Ich und die anderen wissen, wie es ist
Wenn man die Zeit vermisst,
Erinnerungen vergisst
und es dich auffrisst nicht mehr zu wissen,
wie es vor einem Jahr war.
Wenn sich die Jahreszeiten ändern
und wir durch unsere Gedanken wandern,
auf einer Reise nach uns selbst.

Wir und die anderen, wir sind alle gleich.
Wir wünschen uns, dass es für immer bleibt.
Nostalgie prägt uns und die Vergangenheit auch,
aber im Endeffekt nimmt das Leben so seinen Lauf.

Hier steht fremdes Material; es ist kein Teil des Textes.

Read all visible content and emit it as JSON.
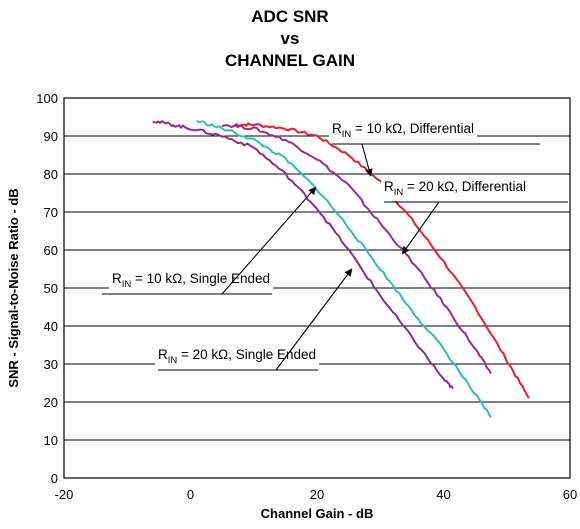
{
  "chart_data": {
    "type": "line",
    "title": [
      "ADC SNR",
      "vs",
      "CHANNEL GAIN"
    ],
    "xlabel": "Channel Gain - dB",
    "ylabel": "SNR - Signal-to-Noise Ratio - dB",
    "xlim": [
      -20,
      60
    ],
    "ylim": [
      0,
      100
    ],
    "xticks": [
      -20,
      0,
      20,
      40,
      60
    ],
    "yticks": [
      0,
      10,
      20,
      30,
      40,
      50,
      60,
      70,
      80,
      90,
      100
    ],
    "grid": "horizontal",
    "legend": "none",
    "series": [
      {
        "name": "RIN = 10 kΩ, Differential",
        "color": "#e8202a",
        "x": [
          7,
          10,
          15,
          20,
          25,
          30,
          35,
          40,
          45,
          50,
          53.5
        ],
        "y": [
          93,
          93,
          92,
          90,
          85,
          78,
          68,
          57,
          45,
          31,
          21
        ]
      },
      {
        "name": "RIN = 20 kΩ, Differential",
        "color": "#9b2b8f",
        "x": [
          5,
          10,
          15,
          20,
          25,
          30,
          35,
          40,
          45,
          47.5
        ],
        "y": [
          93,
          92,
          89,
          84,
          77,
          67,
          57,
          46,
          34,
          27.5
        ]
      },
      {
        "name": "RIN = 10 kΩ, Single Ended",
        "color": "#2ebdb8",
        "x": [
          1,
          5,
          10,
          15,
          20,
          25,
          30,
          35,
          40,
          45,
          47.5
        ],
        "y": [
          94,
          92,
          89,
          84,
          76,
          66,
          55,
          44,
          34,
          22,
          16
        ]
      },
      {
        "name": "RIN = 20 kΩ, Single Ended",
        "color": "#8b2c94",
        "x": [
          -6,
          -3,
          0,
          5,
          10,
          15,
          20,
          25,
          30,
          35,
          40,
          41.5
        ],
        "y": [
          94,
          93,
          92,
          90,
          87,
          80,
          71,
          60,
          48,
          37,
          26,
          23.5
        ]
      }
    ],
    "annotations": [
      {
        "prefix": "R",
        "sub": "IN",
        "text": " = 10 kΩ, Differential"
      },
      {
        "prefix": "R",
        "sub": "IN",
        "text": " = 20 kΩ, Differential"
      },
      {
        "prefix": "R",
        "sub": "IN",
        "text": " = 10 kΩ, Single Ended"
      },
      {
        "prefix": "R",
        "sub": "IN",
        "text": " = 20 kΩ, Single Ended"
      }
    ]
  }
}
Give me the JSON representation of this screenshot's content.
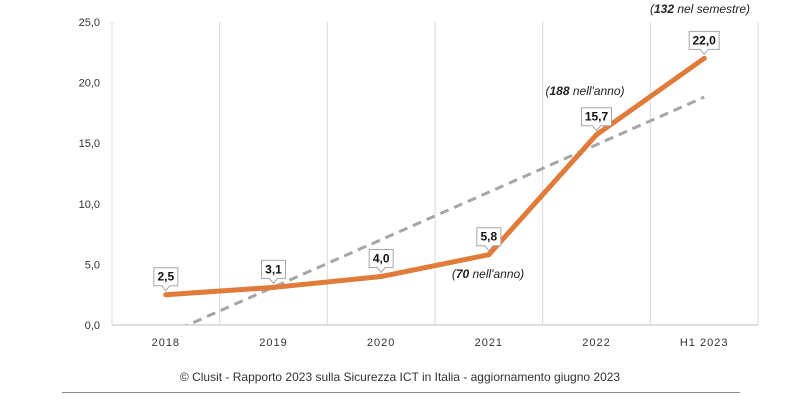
{
  "chart_data": {
    "type": "line",
    "categories": [
      "2018",
      "2019",
      "2020",
      "2021",
      "2022",
      "H1 2023"
    ],
    "series": [
      {
        "values": [
          2.5,
          3.1,
          4.0,
          5.8,
          15.7,
          22.0
        ],
        "labels": [
          "2,5",
          "3,1",
          "4,0",
          "5,8",
          "15,7",
          "22,0"
        ],
        "color": "#E07B39"
      },
      {
        "type": "trendline",
        "values": [
          -0.8,
          2.9,
          6.8,
          10.7,
          14.6,
          18.8
        ],
        "color": "#A6A6A6"
      }
    ],
    "ylim": [
      0,
      25
    ],
    "yticks": [
      "0,0",
      "5,0",
      "10,0",
      "15,0",
      "20,0",
      "25,0"
    ],
    "grid": "vertical",
    "annotations": [
      {
        "category": "H1 2023",
        "bold": "132",
        "text": " nel semestre)",
        "open": "("
      },
      {
        "category": "2022",
        "bold": "188",
        "text": " nell'anno)",
        "open": "("
      },
      {
        "category": "2021",
        "bold": "70",
        "text": " nell'anno)",
        "open": "("
      }
    ]
  },
  "caption": "© Clusit - Rapporto 2023 sulla Sicurezza ICT in Italia - aggiornamento giugno 2023"
}
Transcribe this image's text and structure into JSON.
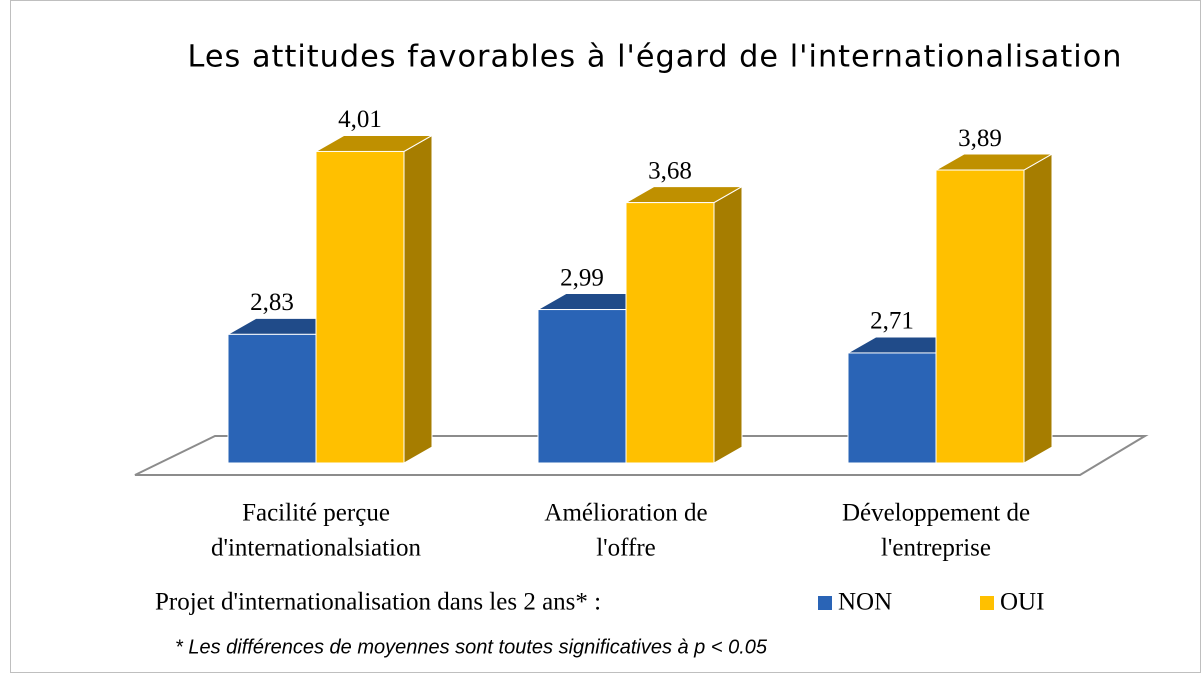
{
  "chart_data": {
    "type": "bar3d",
    "title": "Les attitudes favorables à l'égard de l'internationalisation",
    "categories": [
      [
        "Facilité perçue",
        "d'internationalsiation"
      ],
      [
        "Amélioration de",
        "l'offre"
      ],
      [
        "Développement de",
        "l'entreprise"
      ]
    ],
    "series": [
      {
        "name": "NON",
        "color": "#2a64b6",
        "values": [
          2.83,
          2.99,
          2.71
        ],
        "value_labels": [
          "2,83",
          "2,99",
          "2,71"
        ]
      },
      {
        "name": "OUI",
        "color": "#ffc000",
        "values": [
          4.01,
          3.68,
          3.89
        ],
        "value_labels": [
          "4,01",
          "3,68",
          "3,89"
        ]
      }
    ],
    "ylim": [
      2,
      4.5
    ],
    "legend_title": "Projet d'internationalisation dans les 2 ans* :",
    "note": "* Les différences de moyennes sont toutes significatives à p < 0.05"
  }
}
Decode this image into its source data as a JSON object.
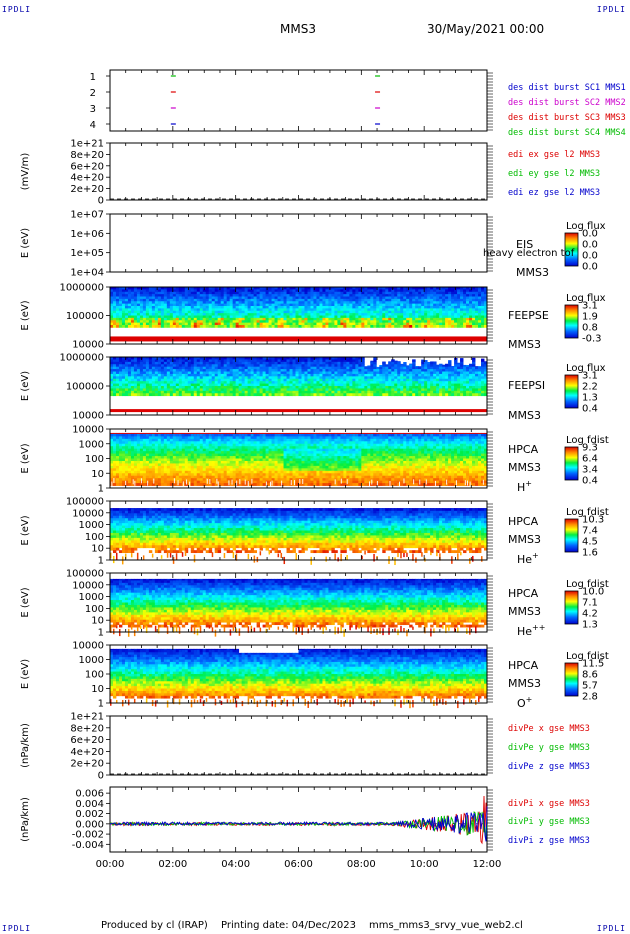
{
  "header": {
    "corner_label": "IPDLI",
    "spacecraft": "MMS3",
    "datetime": "30/May/2021 00:00"
  },
  "footer": {
    "produced_by": "Produced by cl (IRAP)",
    "printing_date": "Printing date: 04/Dec/2023",
    "script_name": "mms_mms3_srvy_vue_web2.cl"
  },
  "chart_data": {
    "type": "multi-panel time series",
    "x_axis": {
      "start": "00:00",
      "end": "12:00",
      "tick_labels": [
        "00:00",
        "02:00",
        "04:00",
        "06:00",
        "08:00",
        "10:00",
        "12:00"
      ],
      "range_hours": [
        0,
        12
      ]
    },
    "panels": [
      {
        "id": "burst",
        "type": "timeline",
        "yticks": [
          "4",
          "3",
          "2",
          "1"
        ],
        "legend": [
          {
            "label": "des dist burst SC1 MMS1",
            "color": "#0000cc",
            "row": 1
          },
          {
            "label": "des dist burst SC2 MMS2",
            "color": "#cc00cc",
            "row": 2
          },
          {
            "label": "des dist burst SC3 MMS3",
            "color": "#dd0000",
            "row": 3
          },
          {
            "label": "des dist burst SC4 MMS4",
            "color": "#00bb00",
            "row": 4
          }
        ],
        "intervals_hours": [
          2.0,
          8.5
        ]
      },
      {
        "id": "edi",
        "type": "line",
        "ylabel": "(mV/m)",
        "yticks": [
          "1e+21",
          "8e+20",
          "6e+20",
          "4e+20",
          "2e+20",
          "0"
        ],
        "ylim": [
          0,
          1e+21
        ],
        "legend": [
          {
            "label": "edi ex gse l2 MMS3",
            "color": "#dd0000"
          },
          {
            "label": "edi ey gse l2 MMS3",
            "color": "#00bb00"
          },
          {
            "label": "edi ez gse l2 MMS3",
            "color": "#0000cc"
          }
        ],
        "dashed_zero_line": true
      },
      {
        "id": "eis",
        "type": "spectrogram",
        "ylabel": "E (eV)",
        "yticks": [
          "1e+07",
          "1e+06",
          "1e+05",
          "1e+04"
        ],
        "ylog": [
          4,
          7
        ],
        "labels": [
          "EIS",
          "MMS3"
        ],
        "overlay_text": "heavy electron tof",
        "colorbar": {
          "title": "Log flux",
          "ticks": [
            "0.0",
            "0.0",
            "0.0",
            "0.0"
          ]
        },
        "empty": true
      },
      {
        "id": "feepse",
        "type": "spectrogram",
        "ylabel": "E (eV)",
        "yticks": [
          "1000000",
          "100000",
          "10000"
        ],
        "ylog": [
          4,
          6
        ],
        "labels": [
          "FEEPSE",
          "MMS3"
        ],
        "colorbar": {
          "title": "Log flux",
          "ticks": [
            "3.1",
            "1.9",
            "0.8",
            "-0.3"
          ]
        },
        "energy_range_log": [
          4.6,
          6.0
        ],
        "low_band_level": 0.92
      },
      {
        "id": "feepsi",
        "type": "spectrogram",
        "ylabel": "E (eV)",
        "yticks": [
          "1000000",
          "100000",
          "10000"
        ],
        "ylog": [
          4,
          6
        ],
        "labels": [
          "FEEPSI",
          "MMS3"
        ],
        "colorbar": {
          "title": "Log flux",
          "ticks": [
            "3.1",
            "2.2",
            "1.3",
            "0.4"
          ]
        },
        "energy_range_log": [
          4.7,
          6.0
        ],
        "low_band_level": 0.95
      },
      {
        "id": "hpca_h",
        "type": "spectrogram",
        "ylabel": "E (eV)",
        "yticks": [
          "10000",
          "1000",
          "100",
          "10",
          "1"
        ],
        "ylog": [
          0,
          4.5
        ],
        "labels": [
          "HPCA",
          "MMS3"
        ],
        "species": "H",
        "species_charge": "+",
        "colorbar": {
          "title": "Log fdist",
          "ticks": [
            "9.3",
            "6.4",
            "3.4",
            "0.4"
          ]
        },
        "energy_range_log": [
          0.2,
          4.2
        ]
      },
      {
        "id": "hpca_he",
        "type": "spectrogram",
        "ylabel": "E (eV)",
        "yticks": [
          "100000",
          "10000",
          "1000",
          "100",
          "10",
          "1"
        ],
        "ylog": [
          0,
          5
        ],
        "labels": [
          "HPCA",
          "MMS3"
        ],
        "species": "He",
        "species_charge": "+",
        "colorbar": {
          "title": "Log fdist",
          "ticks": [
            "10.3",
            "7.4",
            "4.5",
            "1.6"
          ]
        },
        "energy_range_log": [
          0.8,
          4.4
        ]
      },
      {
        "id": "hpca_hepp",
        "type": "spectrogram",
        "ylabel": "E (eV)",
        "yticks": [
          "100000",
          "10000",
          "1000",
          "100",
          "10",
          "1"
        ],
        "ylog": [
          0,
          5
        ],
        "labels": [
          "HPCA",
          "MMS3"
        ],
        "species": "He",
        "species_charge": "++",
        "colorbar": {
          "title": "Log fdist",
          "ticks": [
            "10.0",
            "7.1",
            "4.2",
            "1.3"
          ]
        },
        "energy_range_log": [
          0.6,
          4.5
        ]
      },
      {
        "id": "hpca_o",
        "type": "spectrogram",
        "ylabel": "E (eV)",
        "yticks": [
          "10000",
          "1000",
          "100",
          "10",
          "1"
        ],
        "ylog": [
          0,
          4.5
        ],
        "labels": [
          "HPCA",
          "MMS3"
        ],
        "species": "O",
        "species_charge": "+",
        "colorbar": {
          "title": "Log fdist",
          "ticks": [
            "11.5",
            "8.6",
            "5.7",
            "2.8"
          ]
        },
        "energy_range_log": [
          0.4,
          4.2
        ]
      },
      {
        "id": "divpe",
        "type": "line",
        "ylabel": "(nPa/km)",
        "yticks": [
          "1e+21",
          "8e+20",
          "6e+20",
          "4e+20",
          "2e+20",
          "0"
        ],
        "ylim": [
          0,
          1e+21
        ],
        "legend": [
          {
            "label": "divPe x gse MMS3",
            "color": "#dd0000"
          },
          {
            "label": "divPe y gse MMS3",
            "color": "#00bb00"
          },
          {
            "label": "divPe z gse MMS3",
            "color": "#0000cc"
          }
        ],
        "dashed_zero_line": true
      },
      {
        "id": "divpi",
        "type": "line",
        "ylabel": "(nPa/km)",
        "yticks": [
          "0.006",
          "0.004",
          "0.002",
          "0.000",
          "-0.002",
          "-0.004"
        ],
        "ylim": [
          -0.0055,
          0.0072
        ],
        "legend": [
          {
            "label": "divPi x gse MMS3",
            "color": "#dd0000"
          },
          {
            "label": "divPi y gse MMS3",
            "color": "#00bb00"
          },
          {
            "label": "divPi z gse MMS3",
            "color": "#0000cc"
          }
        ],
        "noise_amplitude_early": 0.0003,
        "noise_amplitude_late": 0.0025
      }
    ]
  }
}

Ich mit den anderen, so existieren wir auch
und die Zeit mit den anderen hält an,
in der Hoffnung, dass man der Welt ein Stück vergeben kann
und das „Irgendwann“ nicht zu einem „Nie wieder“ wird.

Ich oder die anderen?
Eine Frage, die man sich stellt,
wenn man Entscheidungen fällt und die Erinnerungen verblassen.
Eine Frage, die erwartet Egoismus über andere zu stellen
und manchmal den anderen zu hassen.

Eine Aussage, die voraussetzt, dass man
andere aufhetzt,
sie aussetzt,
oder sich diesen entgegensetzt,
wegen einem Vergleich,
der dich auf das herabsetzt, was du glaubst zu sein.

Ich für andere?
Oder vielleicht ich durch andere?
Vielleicht ich durch bessere
oder schlechtere
oder echtere
oder schwächere?
Manchmal bin ich nur ich durch,
engere, buntere und muntere, reifere und eifere Menschen und manchmal,
sind all diese Bezeichnungen das, was mich zu einem Mosaik aus ihnen macht.

Gäbe es aber ein Ich ohne die anderen?
Trotz all den Fragen, die man hat,
auch bei Hass als größter Macht,
könnte ich nicht ohne die anderen sein.
Ob ohne die anderen oder gegen Unbeschwertheit,
es wäre dasselbe wie ein Leben ohne Leichtigkeit
und vielleicht muss man deswegen nicht warten,
auf den Schnee oder die Sonnenstrahlen,
wenn die Zeit doch das ist, wovon man am meisten hat.